Question

The ball is released when the string is horizontal. The collision between the ball and block is head on elastic. Find out velocities of the ball and the block immediately after the collision.

A. $ - \dfrac{1}{3}\sqrt {2gL} ,\dfrac{2}{3}\sqrt {2gL} $
B. $ - \dfrac{2}{3}\sqrt {2gL} ,\dfrac{{ - 1}}{3}\sqrt {2gL} $
C. $ - \dfrac{1}{9}\sqrt {2gL} , - \dfrac{2}{3}\sqrt {2gL} $
D. None of these

Answer 1

Hint:In order to solve this equation, we will use the principle of conservation of energy which states that “the total energy of a body is remains constant at any point of the motion of a body such that $K.E + P.E = $ constant” and an elastic collision is one in which linear momentum of a system remain conserved which means total initial momentum of a system before collision is equals to total final momentum of a system after collision. Total kinetic energy of a system is also conserved such that total kinetic energy before the collision is equal to the total final kinetic energy of the system after the collision.

Formula used:
Linear momentum of a body is given by $p = mv$ and Kinetic energy is given by $K.E = \dfrac{1}{2}m{v^2}$ where, $m$ is the mass of a body and $v$ is the velocity of a body. Potential energy of a body is $P.E = mgh$ where $g$ the acceleration due to gravity is and $h$ is the height up to which the body is moved against the gravity.

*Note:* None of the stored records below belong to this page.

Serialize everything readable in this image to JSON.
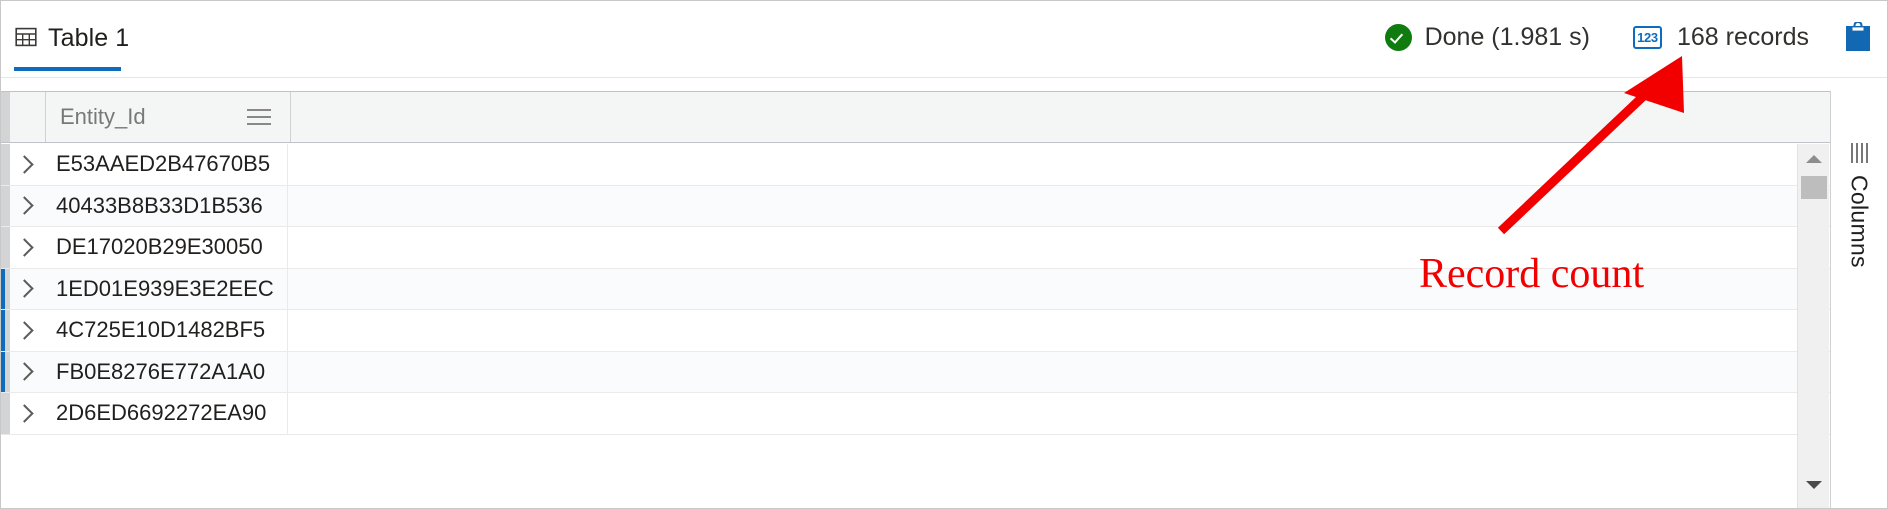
{
  "window": {
    "tab": {
      "label": "Table 1",
      "icon": "table-grid-icon",
      "accent_color": "#0f6cbd"
    }
  },
  "status": {
    "done": {
      "icon": "green-check-circle-icon",
      "label": "Done (1.981 s)",
      "color": "#107c10"
    },
    "records": {
      "icon": "numeric-123-badge-icon",
      "badge_text": "123",
      "label": "168 records",
      "count": 168,
      "color": "#0f6cbd"
    },
    "clipboard": {
      "icon": "clipboard-icon",
      "color": "#1268b3"
    }
  },
  "grid": {
    "columns": [
      {
        "name": "Entity_Id",
        "menu_icon": "hamburger-menu-icon"
      }
    ],
    "rows": [
      {
        "expander": "chevron-right-icon",
        "Entity_Id": "E53AAED2B47670B5",
        "selected": false
      },
      {
        "expander": "chevron-right-icon",
        "Entity_Id": "40433B8B33D1B536",
        "selected": false
      },
      {
        "expander": "chevron-right-icon",
        "Entity_Id": "DE17020B29E30050",
        "selected": false
      },
      {
        "expander": "chevron-right-icon",
        "Entity_Id": "1ED01E939E3E2EEC",
        "selected": true
      },
      {
        "expander": "chevron-right-icon",
        "Entity_Id": "4C725E10D1482BF5",
        "selected": true
      },
      {
        "expander": "chevron-right-icon",
        "Entity_Id": "FB0E8276E772A1A0",
        "selected": true
      },
      {
        "expander": "chevron-right-icon",
        "Entity_Id": "2D6ED6692272EA90",
        "selected": false
      }
    ]
  },
  "scrollbar": {
    "up_arrow_icon": "triangle-up-icon",
    "down_arrow_icon": "triangle-down-icon",
    "orientation": "vertical"
  },
  "columns_panel": {
    "label": "Columns",
    "icon": "columns-bars-icon"
  },
  "annotation": {
    "text": "Record count",
    "color": "#f20000",
    "arrow_icon": "red-arrow-icon"
  }
}
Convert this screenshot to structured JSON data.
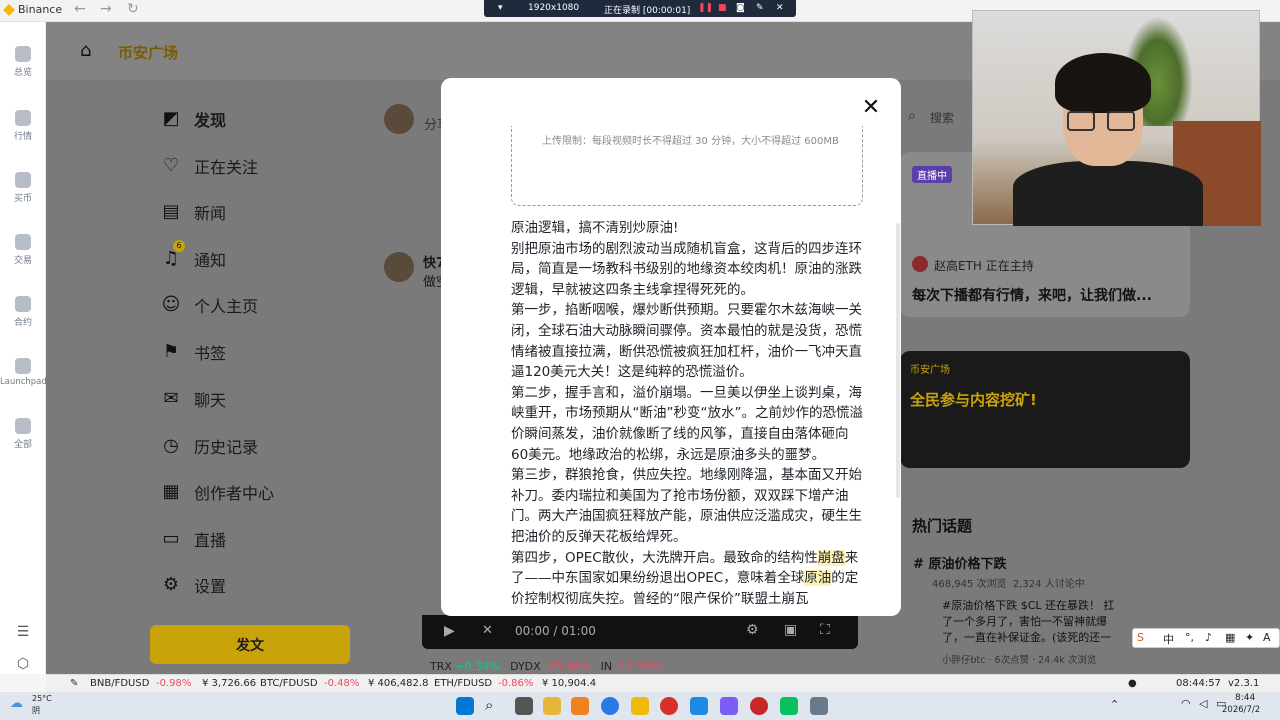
{
  "browser": {
    "app_title": "Binance"
  },
  "recording_bar": {
    "resolution": "1920x1080",
    "status": "正在录制 [00:00:01]"
  },
  "rail": [
    {
      "label": "总览"
    },
    {
      "label": "行情"
    },
    {
      "label": "买币"
    },
    {
      "label": "交易"
    },
    {
      "label": "合约"
    },
    {
      "label": "Launchpad"
    },
    {
      "label": "全部"
    }
  ],
  "header": {
    "brand": "币安广场"
  },
  "nav": [
    {
      "label": "发现",
      "icon": "discover-icon"
    },
    {
      "label": "正在关注",
      "icon": "following-icon"
    },
    {
      "label": "新闻",
      "icon": "news-icon"
    },
    {
      "label": "通知",
      "icon": "bell-icon",
      "badge": "6"
    },
    {
      "label": "个人主页",
      "icon": "profile-icon"
    },
    {
      "label": "书签",
      "icon": "bookmark-icon"
    },
    {
      "label": "聊天",
      "icon": "chat-icon"
    },
    {
      "label": "历史记录",
      "icon": "history-icon"
    },
    {
      "label": "创作者中心",
      "icon": "creator-icon"
    },
    {
      "label": "直播",
      "icon": "live-icon"
    },
    {
      "label": "设置",
      "icon": "settings-icon"
    }
  ],
  "post_button": "发文",
  "feed": {
    "share_placeholder": "分享",
    "post_author": "快7",
    "post_snippet": "做空",
    "video_time": "00:00 / 01:00"
  },
  "right": {
    "search_placeholder": "搜索",
    "live_badge": "直播中",
    "host_line": "赵高ETH 正在主持",
    "live_title": "每次下播都有行情，来吧，让我们做...",
    "banner_brand": "币安广场",
    "banner_text": "全民参与内容挖矿!",
    "hot_title": "热门话题",
    "topic_name": "原油价格下跌",
    "topic_views": "468,945 次浏览",
    "topic_discuss": "2,324 人讨论中",
    "topic_post": "#原油价格下跌 $CL 还在暴跌！ 扛了一个多月了，害怕一不留神就爆了，一直在补保证金。(该死的还一直在收资金费) 不知",
    "topic_meta": "小胖仔btc · 6次点赞 · 24.4k 次浏览"
  },
  "modal": {
    "upload_limit": "上传限制：每段视频时长不得超过 30 分钟，大小不得超过 600MB",
    "paragraphs": [
      "原油逻辑，搞不清别炒原油!",
      "别把原油市场的剧烈波动当成随机盲盒，这背后的四步连环局，简直是一场教科书级别的地缘资本绞肉机！原油的涨跌逻辑，早就被这四条主线拿捏得死死的。",
      "第一步，掐断咽喉，爆炒断供预期。只要霍尔木兹海峡一关闭，全球石油大动脉瞬间骤停。资本最怕的就是没货，恐慌情绪被直接拉满，断供恐慌被疯狂加杠杆，油价一飞冲天直逼120美元大关！这是纯粹的恐慌溢价。",
      "第二步，握手言和，溢价崩塌。一旦美以伊坐上谈判桌，海峡重开，市场预期从“断油”秒变“放水”。之前炒作的恐慌溢价瞬间蒸发，油价就像断了线的风筝，直接自由落体砸向60美元。地缘政治的松绑，永远是原油多头的噩梦。",
      "第三步，群狼抢食，供应失控。地缘刚降温，基本面又开始补刀。委内瑞拉和美国为了抢市场份额，双双踩下增产油门。两大产油国疯狂释放产能，原油供应泛滥成灾，硬生生把油价的反弹天花板给焊死。"
    ],
    "p4_start": "第四步，OPEC散伙，大洗牌开启。最致命的结构性",
    "p4_hl1": "崩盘",
    "p4_mid": "来了——中东国家如果纷纷退出OPEC，意味着全球",
    "p4_hl2": "原油",
    "p4_end": "的定价控制权彻底失控。曾经的“限产保价”联盟土崩瓦"
  },
  "ticker": [
    {
      "pair": "BNB/FDUSD",
      "change": "-0.98%",
      "price": "¥ 3,726.66"
    },
    {
      "pair": "BTC/FDUSD",
      "change": "-0.48%",
      "price": "¥ 406,482.8"
    },
    {
      "pair": "ETH/FDUSD",
      "change": "-0.86%",
      "price": "¥ 10,904.4"
    }
  ],
  "ticker_right": {
    "time": "08:44:57",
    "version": "v2.3.1"
  },
  "behind_modal_row": {
    "trx": "TRX",
    "trx_change": "+0.34%",
    "dydx": "DYDX",
    "dydx_change": "-25.96%",
    "in": "IN",
    "in_change": "-12.59%"
  },
  "taskbar": {
    "weather_temp": "25°C",
    "weather_desc": "阴",
    "clock_time": "8:44",
    "clock_date": "2026/7/2",
    "ime": "中"
  },
  "colors": {
    "brand": "#f0b90b",
    "negative": "#f6465d",
    "positive": "#0ecb81"
  }
}
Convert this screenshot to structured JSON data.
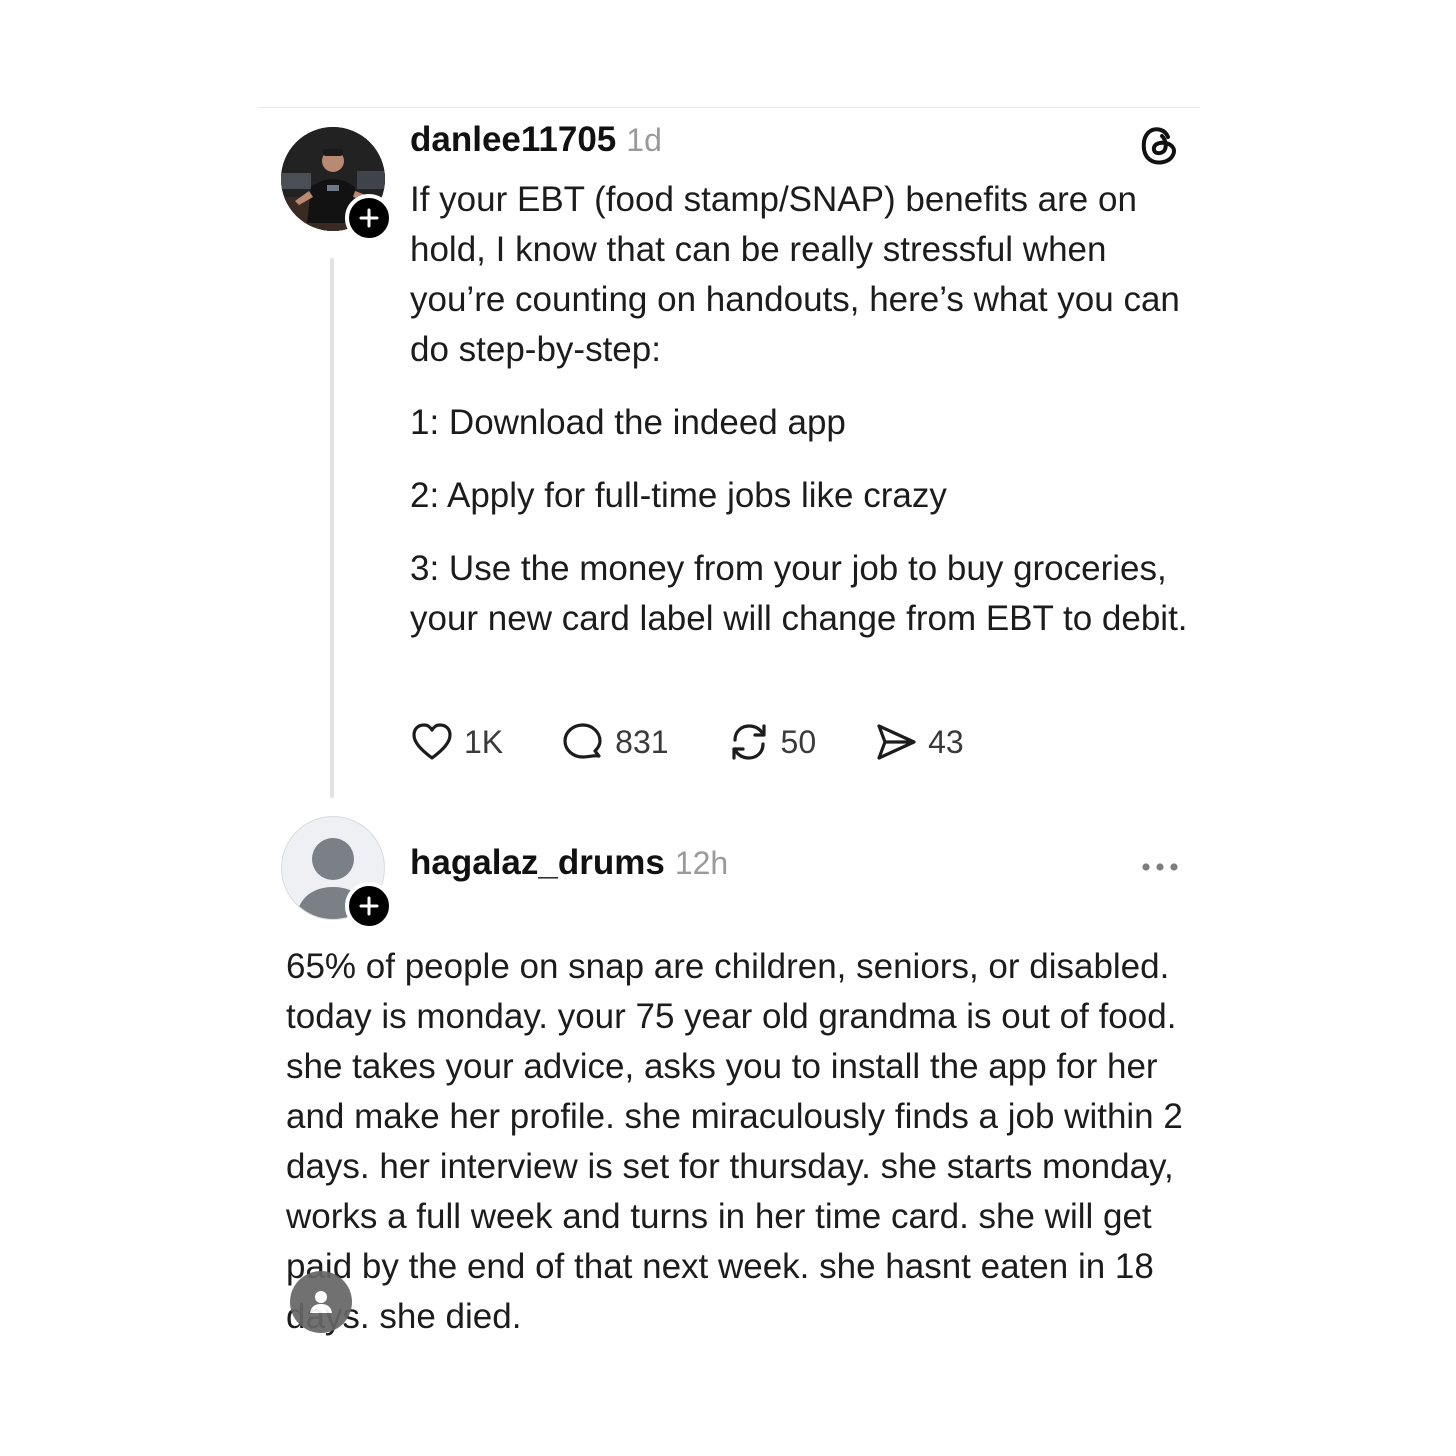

Complete step by step answer:
Now, when the ball is just released it has a potential energy of $P.E = mgL$ since, $L$ is the height between point $A$ and $B$. when ball just hit the block, let its velocity be ${u_1}$ and at point B it will have a kinetic energy of $K.E = \dfrac{1}{2}m{u_1}^2$ so, according to the conservation of energy,
${(P.E)_A} = {(K.E)_B}$
So,
$mgL = \dfrac{1}{2}m{u_1}^2$
$\Rightarrow {u_1} = \sqrt {2gL} \\ $
Now, just before the head on collision, the initial velocity of ball is ${u_1} = \sqrt {2gL} $ and initial velocity of block which is at rest is ${u_2} = 0$ and let the final velocities of ball and the black is ${v_1}$ and ${v_2}$ . Then using conservation of linear momentum with the diagram of collision is shown as:

Initial momentum of system $ = $ Final momentum of system
$m{u_1} + 2m{u_2} = m{v_1} + 2m{v_2}$
$\Rightarrow m\sqrt {2gL} + 0 = m{v_1} + 2m{v_2}$
$\Rightarrow {v_1} + 2{v_2} = \sqrt {2gL} \to (i) \\ $
Now, it’s given that the collision is head on elastic. A head on elastic collision is one in which the velocity of approach is equal to the velocity of separation between two bodies.
Velocity of approach is ${u_1} - {u_2} = \sqrt {2gL} $
Velocity of separation is ${v_2} - {v_1}$ so,
Velocity of approach is $ = $ velocity of separation
${u_1} - {u_2} = {v_2} - {v_1}$
$\Rightarrow {v_2} - {v_1} = \sqrt {2gL} \to (ii) \\ $
Now, Adding equation $(i)and(ii)$ we get,
${v_1} + 3{v_2} - {v_1} = 2\sqrt {2gL} $
$\Rightarrow 3{v_2} = 2\sqrt {2gL} $
$\Rightarrow {v_2} = \dfrac{2}{3}\sqrt {2gL} $
Now, put this value of ${v_2} = \dfrac{2}{3}\sqrt {2gL} $ in equation ${v_1} + 2{v_2} = \sqrt {2gL} \to (i)$ we get,
${v_1} + \dfrac{4}{3}\sqrt {2gL} = \sqrt {2gL} $
$\Rightarrow {v_1} = - \dfrac{1}{3}\sqrt {2gL} $
So, the final velocity of ball is ${v_1} = - \dfrac{1}{3}\sqrt {2gL} $ and velocity of block is $\therefore {v_2} = \dfrac{2}{3}\sqrt {2gL} $

Hence, the correct option is A.

Note: It should be remembered that, when ball just came to collide the block its whole potential energy will convert into kinetic energy and the negative sign of the final velocity of the ball which is ${v_1} = - \dfrac{1}{3}\sqrt {2gL} $ indicates that ball will move in left direction after the collision which is an example of head-on collision in which the colliding body after the collision moves in opposite direction to the one in which its collides with another body.